Но такой донор есть. По какому-то жуткому совпадению, по безумной случайной удаче этот донор – бродяга. Я не знал, насколько серьезно он ранен, но я не сомневался, что отнятие у него жизненных сил может резко уменьшить его шансы на выздоровление.
Нет. Это исключено. Принципы медицинской этики запрещают взятие его крови. И все законы тоже. Если он умрет в результате операции, я стану убийцей.
Когда я вернулся в операционную, Эдит встала от неподвижно лежащего Ламберта.
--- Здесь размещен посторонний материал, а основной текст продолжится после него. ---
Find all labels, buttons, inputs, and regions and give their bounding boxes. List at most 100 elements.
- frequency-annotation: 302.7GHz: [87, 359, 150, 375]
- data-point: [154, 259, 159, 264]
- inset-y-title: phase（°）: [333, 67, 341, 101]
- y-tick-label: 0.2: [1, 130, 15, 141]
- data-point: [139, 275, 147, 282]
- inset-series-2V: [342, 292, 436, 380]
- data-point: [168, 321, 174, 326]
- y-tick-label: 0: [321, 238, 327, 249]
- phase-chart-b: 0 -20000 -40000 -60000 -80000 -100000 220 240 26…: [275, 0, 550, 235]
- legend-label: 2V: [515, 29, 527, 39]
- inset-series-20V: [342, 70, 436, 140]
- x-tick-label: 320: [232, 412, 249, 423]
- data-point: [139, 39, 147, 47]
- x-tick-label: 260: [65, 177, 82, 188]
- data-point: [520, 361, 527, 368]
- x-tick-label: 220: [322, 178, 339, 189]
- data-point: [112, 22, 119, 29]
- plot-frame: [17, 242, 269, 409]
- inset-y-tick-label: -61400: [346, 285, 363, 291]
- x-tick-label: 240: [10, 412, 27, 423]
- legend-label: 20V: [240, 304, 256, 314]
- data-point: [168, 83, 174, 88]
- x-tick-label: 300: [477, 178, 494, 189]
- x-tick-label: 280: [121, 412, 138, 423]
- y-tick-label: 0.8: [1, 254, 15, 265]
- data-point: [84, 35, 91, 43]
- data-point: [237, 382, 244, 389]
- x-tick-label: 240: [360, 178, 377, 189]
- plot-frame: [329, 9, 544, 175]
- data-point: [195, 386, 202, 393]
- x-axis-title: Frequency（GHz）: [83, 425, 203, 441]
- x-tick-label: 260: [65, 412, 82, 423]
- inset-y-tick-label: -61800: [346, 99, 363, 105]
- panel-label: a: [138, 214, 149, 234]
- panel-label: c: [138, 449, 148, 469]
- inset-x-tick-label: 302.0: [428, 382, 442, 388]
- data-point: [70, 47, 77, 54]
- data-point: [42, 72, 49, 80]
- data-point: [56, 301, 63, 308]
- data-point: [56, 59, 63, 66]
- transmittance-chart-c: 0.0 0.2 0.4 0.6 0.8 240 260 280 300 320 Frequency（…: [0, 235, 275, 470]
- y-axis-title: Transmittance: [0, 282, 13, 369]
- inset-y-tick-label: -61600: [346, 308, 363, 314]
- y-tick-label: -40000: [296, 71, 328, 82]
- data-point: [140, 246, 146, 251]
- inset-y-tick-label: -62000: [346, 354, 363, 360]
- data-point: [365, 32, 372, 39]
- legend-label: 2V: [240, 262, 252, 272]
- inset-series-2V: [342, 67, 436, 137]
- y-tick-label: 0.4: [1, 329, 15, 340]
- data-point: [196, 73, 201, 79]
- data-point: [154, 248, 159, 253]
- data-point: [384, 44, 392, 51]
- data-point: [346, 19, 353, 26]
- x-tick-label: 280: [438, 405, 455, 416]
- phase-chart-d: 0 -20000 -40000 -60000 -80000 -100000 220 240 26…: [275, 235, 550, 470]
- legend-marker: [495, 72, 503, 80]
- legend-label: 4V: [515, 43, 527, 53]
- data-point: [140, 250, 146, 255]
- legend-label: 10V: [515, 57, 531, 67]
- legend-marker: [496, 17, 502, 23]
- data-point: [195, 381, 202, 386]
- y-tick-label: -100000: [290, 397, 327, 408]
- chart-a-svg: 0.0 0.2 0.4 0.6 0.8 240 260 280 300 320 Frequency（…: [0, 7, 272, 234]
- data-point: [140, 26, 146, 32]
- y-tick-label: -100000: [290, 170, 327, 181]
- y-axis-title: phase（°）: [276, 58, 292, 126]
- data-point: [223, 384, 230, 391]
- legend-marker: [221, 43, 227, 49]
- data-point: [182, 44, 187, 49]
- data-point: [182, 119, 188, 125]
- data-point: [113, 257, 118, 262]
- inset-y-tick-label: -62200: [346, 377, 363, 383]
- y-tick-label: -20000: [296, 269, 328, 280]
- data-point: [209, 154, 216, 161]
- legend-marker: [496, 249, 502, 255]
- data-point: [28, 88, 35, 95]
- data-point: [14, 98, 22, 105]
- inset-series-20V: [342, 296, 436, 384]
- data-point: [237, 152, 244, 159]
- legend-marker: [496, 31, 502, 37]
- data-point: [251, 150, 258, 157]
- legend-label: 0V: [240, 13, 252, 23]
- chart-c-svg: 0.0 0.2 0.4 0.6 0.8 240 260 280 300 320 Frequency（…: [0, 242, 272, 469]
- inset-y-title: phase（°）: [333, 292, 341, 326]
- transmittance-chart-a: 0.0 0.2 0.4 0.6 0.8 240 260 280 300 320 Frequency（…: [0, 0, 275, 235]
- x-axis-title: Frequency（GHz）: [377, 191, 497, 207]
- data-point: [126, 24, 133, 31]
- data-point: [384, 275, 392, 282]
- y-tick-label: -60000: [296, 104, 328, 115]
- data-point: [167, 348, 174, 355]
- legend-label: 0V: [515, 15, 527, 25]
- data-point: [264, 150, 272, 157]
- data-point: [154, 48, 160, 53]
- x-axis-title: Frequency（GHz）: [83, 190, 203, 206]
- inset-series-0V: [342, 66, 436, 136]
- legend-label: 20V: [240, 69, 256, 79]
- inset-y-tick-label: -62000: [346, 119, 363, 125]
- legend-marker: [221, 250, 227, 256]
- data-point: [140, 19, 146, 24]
– Очень плох, – прошептала она. Лицо у нее осунулось, Веснушки на переносице ее курносого носа ярко выделялись на фоне бледной кожи. Глаза, вопросительно устремленные на меня, были больше не золотисто-каштановыми, но темными от отчаяния. Она сейчас была далека от идеала сестры, для которой борьба с болезнью и смертью – вопрос лишенной эмоций рутины.
– Вы были правы», – сказал я ей. – Найти донора с такой же кровью, как у Хью Ламберта, невозможно.
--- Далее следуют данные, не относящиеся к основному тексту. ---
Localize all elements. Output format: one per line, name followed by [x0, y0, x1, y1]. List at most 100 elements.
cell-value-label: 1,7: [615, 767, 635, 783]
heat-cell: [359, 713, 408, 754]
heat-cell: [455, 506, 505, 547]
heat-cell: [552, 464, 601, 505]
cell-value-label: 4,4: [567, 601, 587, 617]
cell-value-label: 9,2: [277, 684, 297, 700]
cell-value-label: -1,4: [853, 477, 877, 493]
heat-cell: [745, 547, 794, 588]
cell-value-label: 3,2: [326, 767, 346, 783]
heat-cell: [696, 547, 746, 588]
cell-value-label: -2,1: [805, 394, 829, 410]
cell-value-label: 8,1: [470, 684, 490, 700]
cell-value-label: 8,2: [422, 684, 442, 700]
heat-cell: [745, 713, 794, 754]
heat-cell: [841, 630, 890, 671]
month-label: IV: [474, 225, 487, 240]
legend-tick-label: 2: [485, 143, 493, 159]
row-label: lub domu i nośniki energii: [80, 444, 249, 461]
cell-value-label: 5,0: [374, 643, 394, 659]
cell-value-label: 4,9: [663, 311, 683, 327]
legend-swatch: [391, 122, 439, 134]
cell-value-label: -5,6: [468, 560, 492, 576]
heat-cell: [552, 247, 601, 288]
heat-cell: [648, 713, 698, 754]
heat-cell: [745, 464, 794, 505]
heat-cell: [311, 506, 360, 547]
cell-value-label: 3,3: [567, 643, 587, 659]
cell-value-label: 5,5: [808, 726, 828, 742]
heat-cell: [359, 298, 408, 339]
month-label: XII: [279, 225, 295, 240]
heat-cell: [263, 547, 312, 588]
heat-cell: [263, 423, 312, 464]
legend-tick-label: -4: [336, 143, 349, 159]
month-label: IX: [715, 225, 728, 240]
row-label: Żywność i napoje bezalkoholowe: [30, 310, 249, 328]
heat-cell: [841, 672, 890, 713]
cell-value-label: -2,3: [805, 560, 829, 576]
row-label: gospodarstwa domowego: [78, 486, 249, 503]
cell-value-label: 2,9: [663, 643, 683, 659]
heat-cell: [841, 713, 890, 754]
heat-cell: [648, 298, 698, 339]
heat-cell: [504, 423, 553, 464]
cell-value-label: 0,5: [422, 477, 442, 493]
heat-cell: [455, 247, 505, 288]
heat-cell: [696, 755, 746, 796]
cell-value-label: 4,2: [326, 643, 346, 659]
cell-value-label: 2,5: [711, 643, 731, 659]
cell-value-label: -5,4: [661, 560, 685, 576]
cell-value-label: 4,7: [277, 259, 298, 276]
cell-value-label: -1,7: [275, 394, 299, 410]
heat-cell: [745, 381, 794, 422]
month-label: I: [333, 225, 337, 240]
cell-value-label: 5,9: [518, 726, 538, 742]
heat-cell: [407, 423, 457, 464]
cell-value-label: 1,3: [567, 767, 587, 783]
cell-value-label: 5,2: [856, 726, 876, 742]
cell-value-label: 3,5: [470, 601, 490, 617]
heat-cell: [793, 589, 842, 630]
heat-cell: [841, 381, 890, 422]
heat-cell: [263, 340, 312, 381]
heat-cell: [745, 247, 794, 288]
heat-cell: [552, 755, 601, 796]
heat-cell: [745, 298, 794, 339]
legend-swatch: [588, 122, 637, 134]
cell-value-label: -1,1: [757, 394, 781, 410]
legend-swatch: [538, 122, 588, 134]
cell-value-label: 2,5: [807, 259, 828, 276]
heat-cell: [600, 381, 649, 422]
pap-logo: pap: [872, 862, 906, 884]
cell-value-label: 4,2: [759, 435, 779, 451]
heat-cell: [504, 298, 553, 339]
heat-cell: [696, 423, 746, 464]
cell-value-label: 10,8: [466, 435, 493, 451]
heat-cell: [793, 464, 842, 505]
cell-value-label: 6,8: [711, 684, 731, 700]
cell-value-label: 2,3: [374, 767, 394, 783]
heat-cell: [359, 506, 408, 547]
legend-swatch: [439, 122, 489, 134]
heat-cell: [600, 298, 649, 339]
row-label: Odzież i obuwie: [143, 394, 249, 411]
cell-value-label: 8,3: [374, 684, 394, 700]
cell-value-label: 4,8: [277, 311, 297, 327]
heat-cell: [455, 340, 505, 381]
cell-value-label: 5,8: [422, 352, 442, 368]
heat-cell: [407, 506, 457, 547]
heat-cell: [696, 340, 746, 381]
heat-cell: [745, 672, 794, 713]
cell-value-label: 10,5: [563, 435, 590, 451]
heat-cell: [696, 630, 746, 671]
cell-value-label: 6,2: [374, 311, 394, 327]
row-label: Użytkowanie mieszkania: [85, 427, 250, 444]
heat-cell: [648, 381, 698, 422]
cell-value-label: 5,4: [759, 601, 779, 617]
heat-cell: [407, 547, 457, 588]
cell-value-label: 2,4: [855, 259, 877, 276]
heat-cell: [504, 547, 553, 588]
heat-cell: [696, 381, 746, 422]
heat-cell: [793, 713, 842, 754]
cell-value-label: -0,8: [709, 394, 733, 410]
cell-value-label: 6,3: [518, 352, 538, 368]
Она медленно сжала руками край стола. И сказала без выражения:
– Бродяга.
Я покачал головой.
– Нет. Я не имею права выбирать между ними.
– Права!
Уголки ее рта дернулись в улыбке, более горькой, чем слезы.
– Разве вы имеете право поступать по-другому? Посмотрите на них.
Мой взгляд перешел от Ламберта, с его сильными конечностями, сильным подбородком, на развалину на диване.
– Подумайте, что они могут дать миру. И скажите, что вы не имеете права сделать выбор.
Этот мокрый каркас, подумал я, бесполезен для себя самого и для человечества. А другой уже внес огромный вклад в науку с границ цивилизации. И достигнет еще большего – если будет жить.
Я снова посмотрел на нее и прочел в ее взгляде вызов: будь человеком, а не научной машиной.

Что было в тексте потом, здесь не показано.